How distant events can affect local intergroup relations
PhD ceremony:T. (Thijs) Bouman, PhD
When:January 14, 2016
Supervisor:S. (Sabine) Otten, Prof
Co-supervisor:prof. dr. M. (Martijn) van Zomeren
Where:Academy building RUG
Faculty:Behavioural and Social Sciences
Threat by association

Globalization does not expand our understanding of the world

Negative media reports about, say, IS, the Greek debt crisis or Turkey’s accession to the EU make us more intolerant towards related minorities in our immediate environment. Positive reports, on the other hand, do not have a positive influence on our image of these population groups.
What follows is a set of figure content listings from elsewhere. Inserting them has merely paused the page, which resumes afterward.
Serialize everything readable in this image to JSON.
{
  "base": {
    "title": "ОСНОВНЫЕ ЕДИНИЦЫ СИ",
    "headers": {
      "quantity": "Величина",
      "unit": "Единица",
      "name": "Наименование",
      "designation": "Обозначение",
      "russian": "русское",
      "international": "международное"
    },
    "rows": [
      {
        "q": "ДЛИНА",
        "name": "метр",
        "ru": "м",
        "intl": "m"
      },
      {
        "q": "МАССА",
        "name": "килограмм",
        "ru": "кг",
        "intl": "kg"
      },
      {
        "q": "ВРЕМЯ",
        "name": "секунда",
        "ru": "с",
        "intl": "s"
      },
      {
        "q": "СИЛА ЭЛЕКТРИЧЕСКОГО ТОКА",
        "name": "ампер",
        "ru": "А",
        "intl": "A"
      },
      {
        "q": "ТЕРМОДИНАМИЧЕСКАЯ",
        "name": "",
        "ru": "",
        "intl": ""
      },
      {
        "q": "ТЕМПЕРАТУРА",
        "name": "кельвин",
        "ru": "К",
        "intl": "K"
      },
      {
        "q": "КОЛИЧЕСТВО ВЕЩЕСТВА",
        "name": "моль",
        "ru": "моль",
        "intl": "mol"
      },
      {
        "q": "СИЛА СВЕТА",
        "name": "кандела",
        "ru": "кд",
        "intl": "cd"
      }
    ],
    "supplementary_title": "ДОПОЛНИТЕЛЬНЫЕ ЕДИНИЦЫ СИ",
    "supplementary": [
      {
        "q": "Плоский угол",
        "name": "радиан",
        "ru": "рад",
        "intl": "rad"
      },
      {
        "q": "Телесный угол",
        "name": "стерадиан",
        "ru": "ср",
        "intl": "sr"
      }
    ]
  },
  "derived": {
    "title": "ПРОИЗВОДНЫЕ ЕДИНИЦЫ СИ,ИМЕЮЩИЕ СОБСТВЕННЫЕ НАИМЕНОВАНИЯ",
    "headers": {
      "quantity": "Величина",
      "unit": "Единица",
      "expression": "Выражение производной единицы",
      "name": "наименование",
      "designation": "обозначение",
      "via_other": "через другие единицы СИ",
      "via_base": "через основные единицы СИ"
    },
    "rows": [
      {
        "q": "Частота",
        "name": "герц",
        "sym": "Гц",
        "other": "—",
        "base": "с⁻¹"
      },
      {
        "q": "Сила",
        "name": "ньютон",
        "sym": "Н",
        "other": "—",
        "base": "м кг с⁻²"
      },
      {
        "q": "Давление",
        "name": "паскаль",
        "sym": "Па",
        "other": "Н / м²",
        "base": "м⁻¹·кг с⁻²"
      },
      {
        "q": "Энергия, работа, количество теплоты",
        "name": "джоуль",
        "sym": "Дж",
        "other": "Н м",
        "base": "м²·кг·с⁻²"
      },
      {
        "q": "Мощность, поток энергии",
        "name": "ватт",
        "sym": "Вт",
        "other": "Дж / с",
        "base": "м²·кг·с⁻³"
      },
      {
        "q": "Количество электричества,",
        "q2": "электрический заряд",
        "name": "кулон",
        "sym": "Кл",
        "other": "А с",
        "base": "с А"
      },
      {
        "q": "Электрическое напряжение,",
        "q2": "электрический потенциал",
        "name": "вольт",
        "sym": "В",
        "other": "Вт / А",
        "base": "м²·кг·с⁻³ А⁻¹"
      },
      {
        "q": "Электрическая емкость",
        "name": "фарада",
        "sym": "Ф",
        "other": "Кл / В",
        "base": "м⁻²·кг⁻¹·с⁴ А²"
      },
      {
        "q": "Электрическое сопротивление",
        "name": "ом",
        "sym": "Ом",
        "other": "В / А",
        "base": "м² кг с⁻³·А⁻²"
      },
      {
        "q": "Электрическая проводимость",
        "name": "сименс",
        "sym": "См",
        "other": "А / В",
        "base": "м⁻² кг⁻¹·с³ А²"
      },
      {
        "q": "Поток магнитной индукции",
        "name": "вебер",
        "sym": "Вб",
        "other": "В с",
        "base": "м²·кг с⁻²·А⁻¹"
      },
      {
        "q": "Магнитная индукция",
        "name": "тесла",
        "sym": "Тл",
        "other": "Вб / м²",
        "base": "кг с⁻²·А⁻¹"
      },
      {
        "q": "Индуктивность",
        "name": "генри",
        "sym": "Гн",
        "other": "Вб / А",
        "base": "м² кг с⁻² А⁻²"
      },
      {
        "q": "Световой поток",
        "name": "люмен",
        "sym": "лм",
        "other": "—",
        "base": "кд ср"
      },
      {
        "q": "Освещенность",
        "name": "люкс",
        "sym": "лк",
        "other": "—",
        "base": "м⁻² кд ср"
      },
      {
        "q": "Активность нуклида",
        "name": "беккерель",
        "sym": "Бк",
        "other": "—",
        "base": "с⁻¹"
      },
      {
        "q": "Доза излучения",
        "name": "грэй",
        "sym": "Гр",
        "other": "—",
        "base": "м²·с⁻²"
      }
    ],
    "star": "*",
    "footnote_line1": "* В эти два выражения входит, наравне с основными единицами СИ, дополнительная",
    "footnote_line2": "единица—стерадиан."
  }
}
These are the findings of a study carried out by psychologist Thijs Bouman, who will be awarded his PhD from the University of Groningen on 14 January.

Bouman has demonstrated an unexpected negative effect of globalization: ‘Whereas globalization could increase our knowledge and understanding of distant countries, the complexity of that information in fact leads to misunderstanding and stereotyping.’ For example, if we read a news report about radicalization in Indonesia, we then have a more negative view of Dutch people of Indonesian descent and of Muslims in the Netherlands. Although they have nothing to do with that news or those developments, it relates to how we process news from so far away, Bouman explains. ‘We look for a way of giving those distant events a place, for example, by unconsciously linking them to associated population groups in our vicinity, to ‘outgroups’. Oddly enough, this only happens with negative news items. In the case of positive news, our views on local outgroups remain neutral.’